Prix Nébula et Science Fiction Chronicle 1994
Bien que découpé par l'auteur en 7 parties, ce roman comporte pour moi 3 parties :
La première : A travers un mouvement estudiantin un peu puéril et une courte romance, l'auteur nous dépeint la dureté de mars, les conditions extérieures de la planète et l'architecture sociétale martienne et ses MA, ses Multi-modules associatifs, sortes de grandes familles-Entreprises. La vie dans les terriers de ceux qui se surnomment pour des raisons évidentes : Les lapins rouges.
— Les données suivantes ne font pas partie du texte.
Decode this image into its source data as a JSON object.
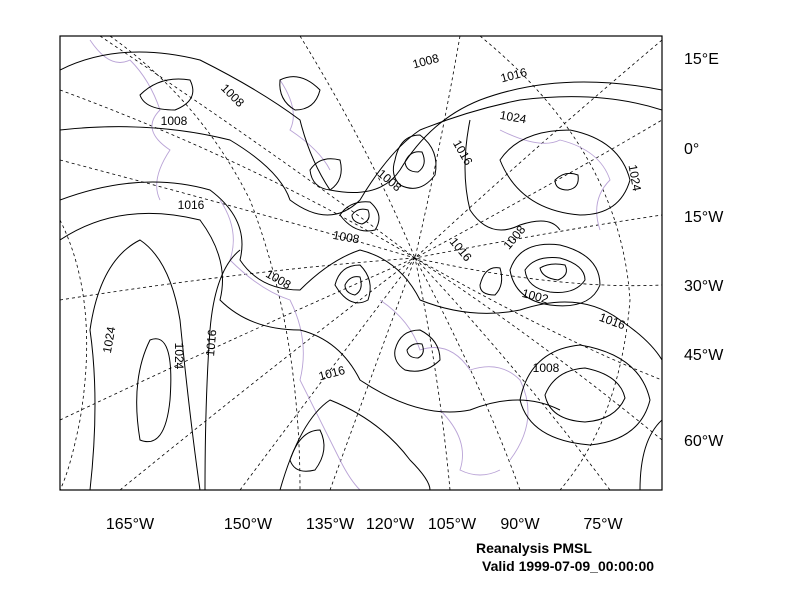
{
  "map": {
    "title": "Reanalysis PMSL",
    "subtitle": "Valid 1999-07-09_00:00:00",
    "bottom_labels": [
      "165°W",
      "150°W",
      "135°W",
      "120°W",
      "105°W",
      "90°W",
      "75°W"
    ],
    "right_labels": [
      "15°E",
      "0°",
      "15°W",
      "30°W",
      "45°W",
      "60°W"
    ],
    "contour_labels": [
      "1008",
      "1016",
      "1008",
      "1008",
      "1024",
      "1016",
      "1008",
      "1024",
      "1016",
      "1008",
      "1016",
      "1008",
      "1008",
      "1002",
      "1016",
      "1024",
      "1024",
      "1016",
      "1008",
      "1016"
    ]
  }
}
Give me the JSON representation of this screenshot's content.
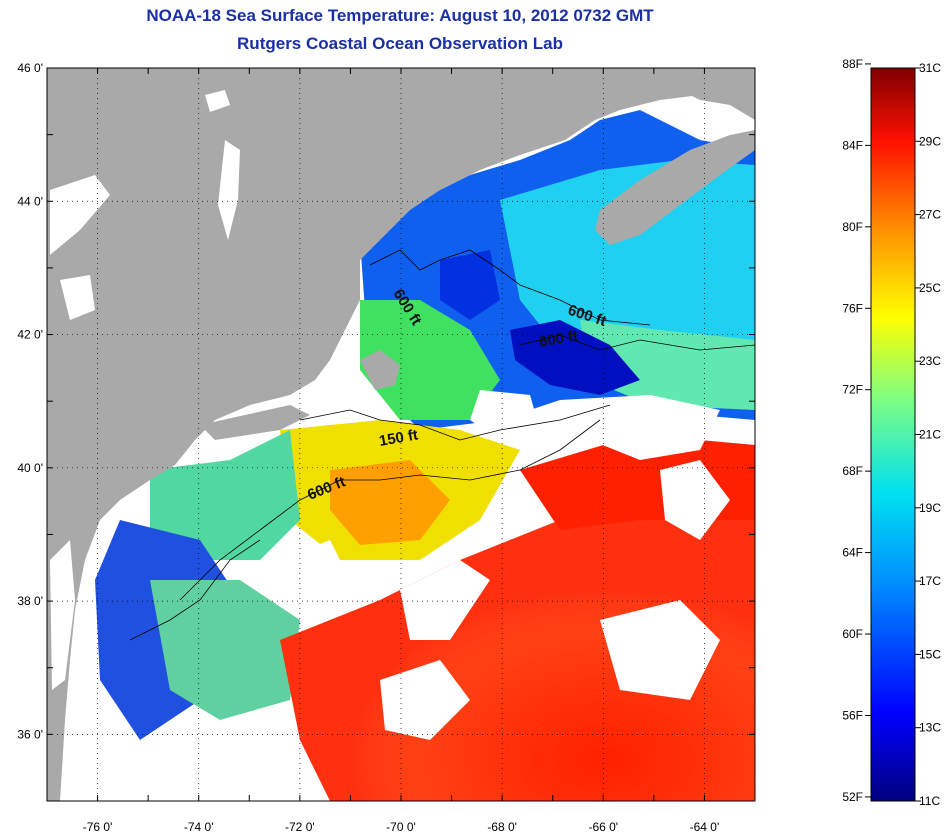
{
  "title": {
    "line1": "NOAA-18 Sea Surface Temperature:  August 10, 2012 0732 GMT",
    "line2": "Rutgers Coastal Ocean Observation Lab"
  },
  "map": {
    "lon_range": [
      -77,
      -63
    ],
    "lat_range": [
      35,
      46
    ],
    "lat_ticks": [
      {
        "value": 46,
        "label": "46 0'"
      },
      {
        "value": 44,
        "label": "44 0'"
      },
      {
        "value": 42,
        "label": "42 0'"
      },
      {
        "value": 40,
        "label": "40 0'"
      },
      {
        "value": 38,
        "label": "38 0'"
      },
      {
        "value": 36,
        "label": "36 0'"
      }
    ],
    "lon_ticks": [
      {
        "value": -76,
        "label": "-76 0'"
      },
      {
        "value": -74,
        "label": "-74 0'"
      },
      {
        "value": -72,
        "label": "-72 0'"
      },
      {
        "value": -70,
        "label": "-70 0'"
      },
      {
        "value": -68,
        "label": "-68 0'"
      },
      {
        "value": -66,
        "label": "-66 0'"
      },
      {
        "value": -64,
        "label": "-64 0'"
      }
    ],
    "contour_labels": [
      "600 ft",
      "600 ft",
      "600 ft",
      "150 ft",
      "600 ft"
    ],
    "colors": {
      "land": "#a9a9a9",
      "cloud": "#ffffff"
    }
  },
  "colorbar": {
    "fahrenheit_labels": [
      "88F",
      "84F",
      "80F",
      "76F",
      "72F",
      "68F",
      "64F",
      "60F",
      "56F",
      "52F"
    ],
    "celsius_labels": [
      "31C",
      "29C",
      "27C",
      "25C",
      "23C",
      "21C",
      "19C",
      "17C",
      "15C",
      "13C",
      "11C"
    ],
    "range_c": [
      11,
      31
    ]
  }
}
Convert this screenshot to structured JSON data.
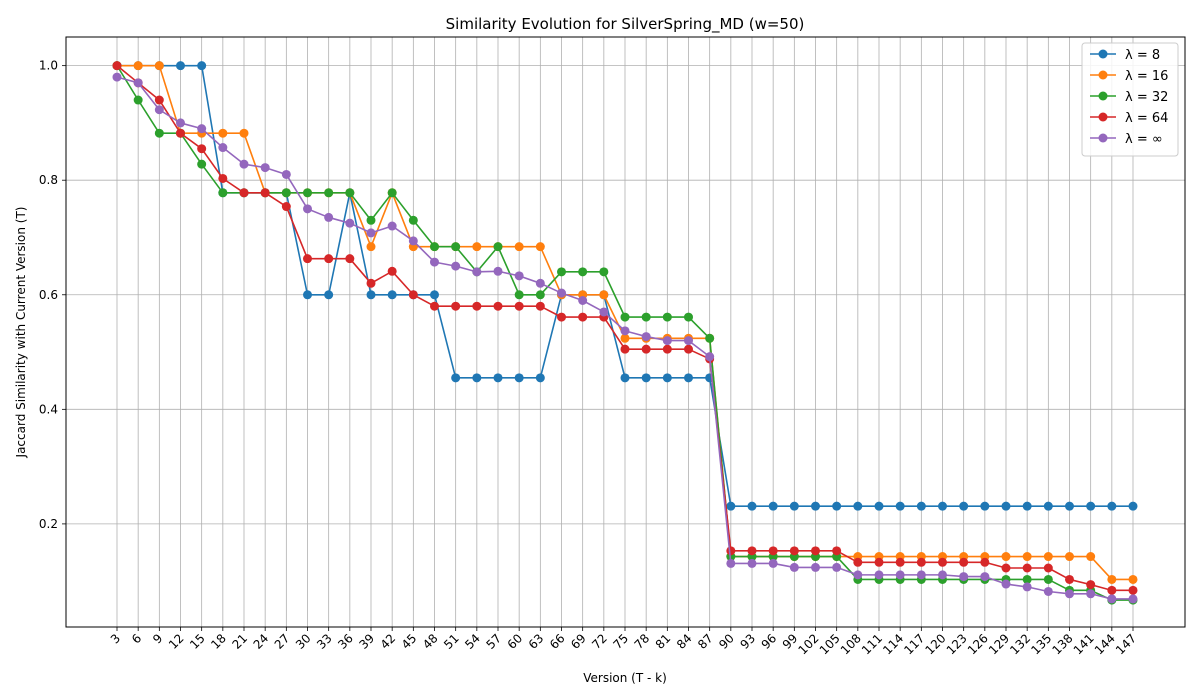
{
  "chart_data": {
    "type": "line",
    "title": "Similarity Evolution for SilverSpring_MD (w=50)",
    "xlabel": "Version (T - k)",
    "ylabel": "Jaccard Similarity with Current Version (T)",
    "x": [
      3,
      6,
      9,
      12,
      15,
      18,
      21,
      24,
      27,
      30,
      33,
      36,
      39,
      42,
      45,
      48,
      51,
      54,
      57,
      60,
      63,
      66,
      69,
      72,
      75,
      78,
      81,
      84,
      87,
      90,
      93,
      96,
      99,
      102,
      105,
      108,
      111,
      114,
      117,
      120,
      123,
      126,
      129,
      132,
      135,
      138,
      141,
      144,
      147
    ],
    "ylim": [
      0.02,
      1.05
    ],
    "yticks": [
      0.2,
      0.4,
      0.6,
      0.8,
      1.0
    ],
    "ytick_labels": [
      "0.2",
      "0.4",
      "0.6",
      "0.8",
      "1.0"
    ],
    "grid": true,
    "legend_position": "top-right",
    "series": [
      {
        "name": "λ = 8",
        "color": "#1f77b4",
        "values": [
          1.0,
          1.0,
          1.0,
          1.0,
          1.0,
          0.778,
          0.778,
          0.778,
          0.778,
          0.6,
          0.6,
          0.778,
          0.6,
          0.6,
          0.6,
          0.6,
          0.455,
          0.455,
          0.455,
          0.455,
          0.455,
          0.6,
          0.6,
          0.6,
          0.455,
          0.455,
          0.455,
          0.455,
          0.455,
          0.231,
          0.231,
          0.231,
          0.231,
          0.231,
          0.231,
          0.231,
          0.231,
          0.231,
          0.231,
          0.231,
          0.231,
          0.231,
          0.231,
          0.231,
          0.231,
          0.231,
          0.231,
          0.231,
          0.231
        ]
      },
      {
        "name": "λ = 16",
        "color": "#ff7f0e",
        "values": [
          1.0,
          1.0,
          1.0,
          0.882,
          0.882,
          0.882,
          0.882,
          0.778,
          0.778,
          0.778,
          0.778,
          0.778,
          0.684,
          0.778,
          0.684,
          0.684,
          0.684,
          0.684,
          0.684,
          0.684,
          0.684,
          0.6,
          0.6,
          0.6,
          0.524,
          0.524,
          0.524,
          0.524,
          0.524,
          0.143,
          0.143,
          0.143,
          0.143,
          0.143,
          0.143,
          0.143,
          0.143,
          0.143,
          0.143,
          0.143,
          0.143,
          0.143,
          0.143,
          0.143,
          0.143,
          0.143,
          0.143,
          0.103,
          0.103
        ]
      },
      {
        "name": "λ = 32",
        "color": "#2ca02c",
        "values": [
          1.0,
          0.94,
          0.882,
          0.882,
          0.828,
          0.778,
          0.778,
          0.778,
          0.778,
          0.778,
          0.778,
          0.778,
          0.73,
          0.778,
          0.73,
          0.684,
          0.684,
          0.64,
          0.684,
          0.6,
          0.6,
          0.64,
          0.64,
          0.64,
          0.561,
          0.561,
          0.561,
          0.561,
          0.524,
          0.143,
          0.143,
          0.143,
          0.143,
          0.143,
          0.143,
          0.103,
          0.103,
          0.103,
          0.103,
          0.103,
          0.103,
          0.103,
          0.103,
          0.103,
          0.103,
          0.084,
          0.084,
          0.067,
          0.067
        ]
      },
      {
        "name": "λ = 64",
        "color": "#d62728",
        "values": [
          1.0,
          0.97,
          0.94,
          0.882,
          0.855,
          0.803,
          0.778,
          0.778,
          0.754,
          0.663,
          0.663,
          0.663,
          0.62,
          0.641,
          0.6,
          0.58,
          0.58,
          0.58,
          0.58,
          0.58,
          0.58,
          0.561,
          0.561,
          0.561,
          0.505,
          0.505,
          0.505,
          0.505,
          0.488,
          0.153,
          0.153,
          0.153,
          0.153,
          0.153,
          0.153,
          0.133,
          0.133,
          0.133,
          0.133,
          0.133,
          0.133,
          0.133,
          0.123,
          0.123,
          0.123,
          0.103,
          0.094,
          0.084,
          0.084
        ]
      },
      {
        "name": "λ = ∞",
        "color": "#9467bd",
        "values": [
          0.98,
          0.97,
          0.923,
          0.9,
          0.89,
          0.857,
          0.828,
          0.822,
          0.81,
          0.75,
          0.735,
          0.725,
          0.708,
          0.72,
          0.694,
          0.657,
          0.65,
          0.64,
          0.641,
          0.633,
          0.62,
          0.603,
          0.59,
          0.57,
          0.537,
          0.527,
          0.52,
          0.52,
          0.492,
          0.131,
          0.131,
          0.131,
          0.124,
          0.124,
          0.124,
          0.111,
          0.111,
          0.111,
          0.111,
          0.111,
          0.108,
          0.108,
          0.095,
          0.09,
          0.082,
          0.078,
          0.078,
          0.069,
          0.069
        ]
      }
    ]
  }
}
La seconde partie : A travers un voyage et un séjour sur terre de l'héroïne, l'auteur nous fait une description très minutieuse et politique des intéractions et des tensions Mars-Terre ainsi qu'une présentation de la société, hautement "cablé" qu'a developpé cette dernière.
Pour la dernière partie (comptant les parties 3 à 7 de l'auteur), l'héroïne retourne sur mars, s'y marie et l'on assiste à son ascension (et déchéance) dans la société martienne, sa nouvelle construction politique, ses découvertes scientifiques et ses avancées technologiques, sur fond de tension et "guerre" éclair avec la terre, jusqu'au final, que l'on devine très rapidement au milieu du roman : la réalisation, au sens littéral du titre du roman.
Si les deux premières parties laissent penser que le roman de Bear est un roman social ou politique, le côté scientifique prend le pas dans la dernière partie (selon mon découpage).
L'envol de mars est un roman extrèmement exigeant, Très bien construit, très scientifique, très hard science, abordant de nombreux sujets, cybertechnologie, IA, nanotechnologie, , exobiologie, archéologie, physique des particules. l'histoire est originale, indéniablement.
MAIS : En ce qui me concerne, je lui ai trouvé des longueurs, des problèmes de rythme et une lecture un peu rébarbative. Je me suis un peu ennuyé, il faut l'avouer. Peut-être une sf un peu trop exigeante.